355. EL MAR RECONOCE A PEDRO DE LUNA
COMO PAPA (SIGLO XV. PEÑÍSCOLA)
El aragonés don Pedro de Luna era en
aquellos momentos todavía Benedicto XIII, pero se había iniciado ya
el principio del fin, cuando el mundo le había comenzado a volver la
espalda. Estamos en 1415. Tras recibir a varias embajadas encabezadas
por el propio Emperador, en las que el rey de Aragón, don Fernando I
de Antequera, también participaba solicitando su renuncia al papado,
don Pedro siguió terne (en sus trece) en su decisión agravando con ello el
conflicto.
Estando en Colliure, donde recibió a
los últimos embajadores, y presionado por el desarrollo de los
acontecimientos, decidió apartarse a meditar en medio de la soledad
y la calma del castillo de Peñíscola. Preparó en poco tiempo el
viaje y se embarcó en la pequeña localidad francesa.

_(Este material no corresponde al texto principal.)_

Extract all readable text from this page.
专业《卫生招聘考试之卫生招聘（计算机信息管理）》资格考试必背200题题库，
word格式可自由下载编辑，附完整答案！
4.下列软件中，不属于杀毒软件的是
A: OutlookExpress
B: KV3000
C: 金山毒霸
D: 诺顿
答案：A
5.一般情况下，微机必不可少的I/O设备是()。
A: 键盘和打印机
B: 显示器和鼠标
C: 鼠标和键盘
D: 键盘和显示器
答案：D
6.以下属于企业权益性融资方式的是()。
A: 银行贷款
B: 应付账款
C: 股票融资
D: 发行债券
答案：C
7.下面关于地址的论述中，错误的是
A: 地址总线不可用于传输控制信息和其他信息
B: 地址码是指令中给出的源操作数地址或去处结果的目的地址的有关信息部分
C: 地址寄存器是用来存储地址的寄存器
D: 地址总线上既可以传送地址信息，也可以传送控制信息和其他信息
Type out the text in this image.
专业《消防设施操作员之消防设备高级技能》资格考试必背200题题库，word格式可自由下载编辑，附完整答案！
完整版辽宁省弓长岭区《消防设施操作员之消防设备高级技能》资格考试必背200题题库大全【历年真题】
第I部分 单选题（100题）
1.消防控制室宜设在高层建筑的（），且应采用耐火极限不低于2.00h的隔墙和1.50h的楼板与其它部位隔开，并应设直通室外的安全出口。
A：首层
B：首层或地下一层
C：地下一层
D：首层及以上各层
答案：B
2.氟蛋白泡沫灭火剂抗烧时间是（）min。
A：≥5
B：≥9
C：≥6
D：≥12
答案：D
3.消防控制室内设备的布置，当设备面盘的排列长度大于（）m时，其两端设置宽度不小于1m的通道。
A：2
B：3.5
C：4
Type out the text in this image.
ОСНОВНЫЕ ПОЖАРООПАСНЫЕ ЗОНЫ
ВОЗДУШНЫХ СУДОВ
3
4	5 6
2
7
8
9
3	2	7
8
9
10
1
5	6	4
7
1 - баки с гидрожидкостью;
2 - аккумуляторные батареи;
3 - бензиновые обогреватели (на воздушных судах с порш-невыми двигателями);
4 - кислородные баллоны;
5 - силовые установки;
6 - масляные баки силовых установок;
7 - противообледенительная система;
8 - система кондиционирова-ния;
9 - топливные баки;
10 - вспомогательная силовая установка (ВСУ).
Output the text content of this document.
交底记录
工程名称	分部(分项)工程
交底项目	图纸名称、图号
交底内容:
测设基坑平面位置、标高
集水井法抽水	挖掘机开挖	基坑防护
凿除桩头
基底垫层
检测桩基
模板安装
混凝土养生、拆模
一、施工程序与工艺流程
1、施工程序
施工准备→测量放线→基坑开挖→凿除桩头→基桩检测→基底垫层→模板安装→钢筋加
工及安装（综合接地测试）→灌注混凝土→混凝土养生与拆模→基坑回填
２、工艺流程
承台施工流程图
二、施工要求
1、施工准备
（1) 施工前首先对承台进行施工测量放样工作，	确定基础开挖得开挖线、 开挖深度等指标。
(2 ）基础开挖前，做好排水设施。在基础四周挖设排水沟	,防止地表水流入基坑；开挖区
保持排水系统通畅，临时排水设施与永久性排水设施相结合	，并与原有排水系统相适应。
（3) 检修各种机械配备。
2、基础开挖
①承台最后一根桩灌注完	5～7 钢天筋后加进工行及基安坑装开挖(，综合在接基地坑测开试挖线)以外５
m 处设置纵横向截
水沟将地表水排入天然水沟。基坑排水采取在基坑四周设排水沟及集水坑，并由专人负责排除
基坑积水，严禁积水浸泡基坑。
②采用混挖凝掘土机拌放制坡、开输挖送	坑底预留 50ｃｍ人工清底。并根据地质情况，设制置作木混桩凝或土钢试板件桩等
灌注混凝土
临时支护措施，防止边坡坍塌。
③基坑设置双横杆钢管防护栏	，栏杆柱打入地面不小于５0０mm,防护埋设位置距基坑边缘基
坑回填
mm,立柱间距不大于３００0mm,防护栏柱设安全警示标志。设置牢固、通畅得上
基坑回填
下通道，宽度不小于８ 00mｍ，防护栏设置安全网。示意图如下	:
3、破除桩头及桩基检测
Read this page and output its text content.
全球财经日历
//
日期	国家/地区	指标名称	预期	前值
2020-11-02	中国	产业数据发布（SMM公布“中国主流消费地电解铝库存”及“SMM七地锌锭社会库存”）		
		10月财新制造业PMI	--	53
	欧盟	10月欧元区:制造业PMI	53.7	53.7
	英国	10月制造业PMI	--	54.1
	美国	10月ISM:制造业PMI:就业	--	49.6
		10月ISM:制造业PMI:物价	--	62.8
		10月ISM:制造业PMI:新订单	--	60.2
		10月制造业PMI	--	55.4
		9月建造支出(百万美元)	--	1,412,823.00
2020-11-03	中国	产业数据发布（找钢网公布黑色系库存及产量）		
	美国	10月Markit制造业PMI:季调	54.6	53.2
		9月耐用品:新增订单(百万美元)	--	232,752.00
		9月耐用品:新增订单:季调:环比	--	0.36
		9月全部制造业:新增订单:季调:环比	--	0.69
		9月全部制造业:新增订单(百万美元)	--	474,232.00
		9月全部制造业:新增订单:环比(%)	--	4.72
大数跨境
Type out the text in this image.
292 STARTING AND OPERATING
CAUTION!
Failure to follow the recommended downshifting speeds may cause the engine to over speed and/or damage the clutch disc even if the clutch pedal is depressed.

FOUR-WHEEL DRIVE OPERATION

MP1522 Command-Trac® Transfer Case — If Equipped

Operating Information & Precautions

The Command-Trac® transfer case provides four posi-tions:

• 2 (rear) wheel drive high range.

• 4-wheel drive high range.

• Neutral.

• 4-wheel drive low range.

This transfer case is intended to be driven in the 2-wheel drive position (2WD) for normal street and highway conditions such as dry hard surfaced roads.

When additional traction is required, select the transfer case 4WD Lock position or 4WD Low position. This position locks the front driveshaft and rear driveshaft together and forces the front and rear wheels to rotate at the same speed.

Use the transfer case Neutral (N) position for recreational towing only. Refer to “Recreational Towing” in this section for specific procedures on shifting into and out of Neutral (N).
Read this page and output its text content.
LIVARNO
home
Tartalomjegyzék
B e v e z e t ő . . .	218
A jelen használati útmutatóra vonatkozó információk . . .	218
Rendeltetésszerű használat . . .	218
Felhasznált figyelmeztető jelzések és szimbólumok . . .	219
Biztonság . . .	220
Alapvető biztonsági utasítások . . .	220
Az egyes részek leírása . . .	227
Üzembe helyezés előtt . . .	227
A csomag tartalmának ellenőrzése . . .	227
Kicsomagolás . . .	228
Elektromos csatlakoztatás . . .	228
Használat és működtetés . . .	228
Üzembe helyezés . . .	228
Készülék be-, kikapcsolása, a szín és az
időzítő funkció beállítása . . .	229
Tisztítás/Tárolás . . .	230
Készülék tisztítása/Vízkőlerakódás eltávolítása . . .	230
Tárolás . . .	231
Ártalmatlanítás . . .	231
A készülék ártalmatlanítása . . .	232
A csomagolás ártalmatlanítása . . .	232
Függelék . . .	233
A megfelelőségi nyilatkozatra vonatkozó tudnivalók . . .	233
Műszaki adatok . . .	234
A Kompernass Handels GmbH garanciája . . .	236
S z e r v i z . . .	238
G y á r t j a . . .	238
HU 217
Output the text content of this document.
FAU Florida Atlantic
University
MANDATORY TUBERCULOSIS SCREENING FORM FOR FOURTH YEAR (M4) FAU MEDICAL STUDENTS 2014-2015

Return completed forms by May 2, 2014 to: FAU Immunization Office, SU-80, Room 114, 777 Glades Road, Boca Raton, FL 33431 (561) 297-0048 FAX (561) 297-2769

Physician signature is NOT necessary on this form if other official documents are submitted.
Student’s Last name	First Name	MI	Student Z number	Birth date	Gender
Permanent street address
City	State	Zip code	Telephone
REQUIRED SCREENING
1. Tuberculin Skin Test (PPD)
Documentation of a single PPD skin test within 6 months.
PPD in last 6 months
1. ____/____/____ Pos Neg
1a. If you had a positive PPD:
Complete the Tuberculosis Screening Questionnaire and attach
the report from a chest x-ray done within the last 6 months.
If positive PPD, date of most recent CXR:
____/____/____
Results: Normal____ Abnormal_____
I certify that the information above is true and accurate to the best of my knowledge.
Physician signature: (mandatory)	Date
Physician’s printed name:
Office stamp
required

No es normal que el mar Mediterráneo
presente ribetes bravíos, pero en esta ocasión, cuando el barco de
Benedicto XIII había zarpado, se desencadenó una auténtica
tempestad. Las olas eran de tamaño oceánico de modo que la nave de
don Pedro de Luna desaparecía por momentos. Todo el mundo creyó
llegado su último suspiro, de manera que —arrodillados en la
bodega, puesto que en la cubierta se corría el riesgo de ser
barridos por las enormes olas— los acompañantes pontificios
imploraban a Dios.
Don Pedro de Luna, el Papa del Mar como
se le denominó en alguna ocasión, desafió la tempestad y se
encaminó a la proa de la embarcación. Arrodillado, mirando al
cielo, solicitó la salvación para él y para los suyos si la
Providencia le reconocía como verdadero vicario de Cristo, de manera
que si no era así deseaba y solicitaba que la tempestad hundiera su
nave.
Lo cierto es que la tempestuosa
tormenta amainó casi en el acto y el mar quedó en absoluto reposo,
aunque el cielo seguía enviando una auténtica cortina de agua. El
pontífice, dirigiéndose a los suyos, que no daban crédito al
portento, les gritó: «¡Proa al sur! ¡Vamos a Peñíscola!».
Aquella prueba divina, en la que el mar
representó papel tan decisivo, le reafirmó en su idea de no
renunciar a la dignidad pontificia. Peñíscola era el lugar perfecto
para la resistencia ante los hombres.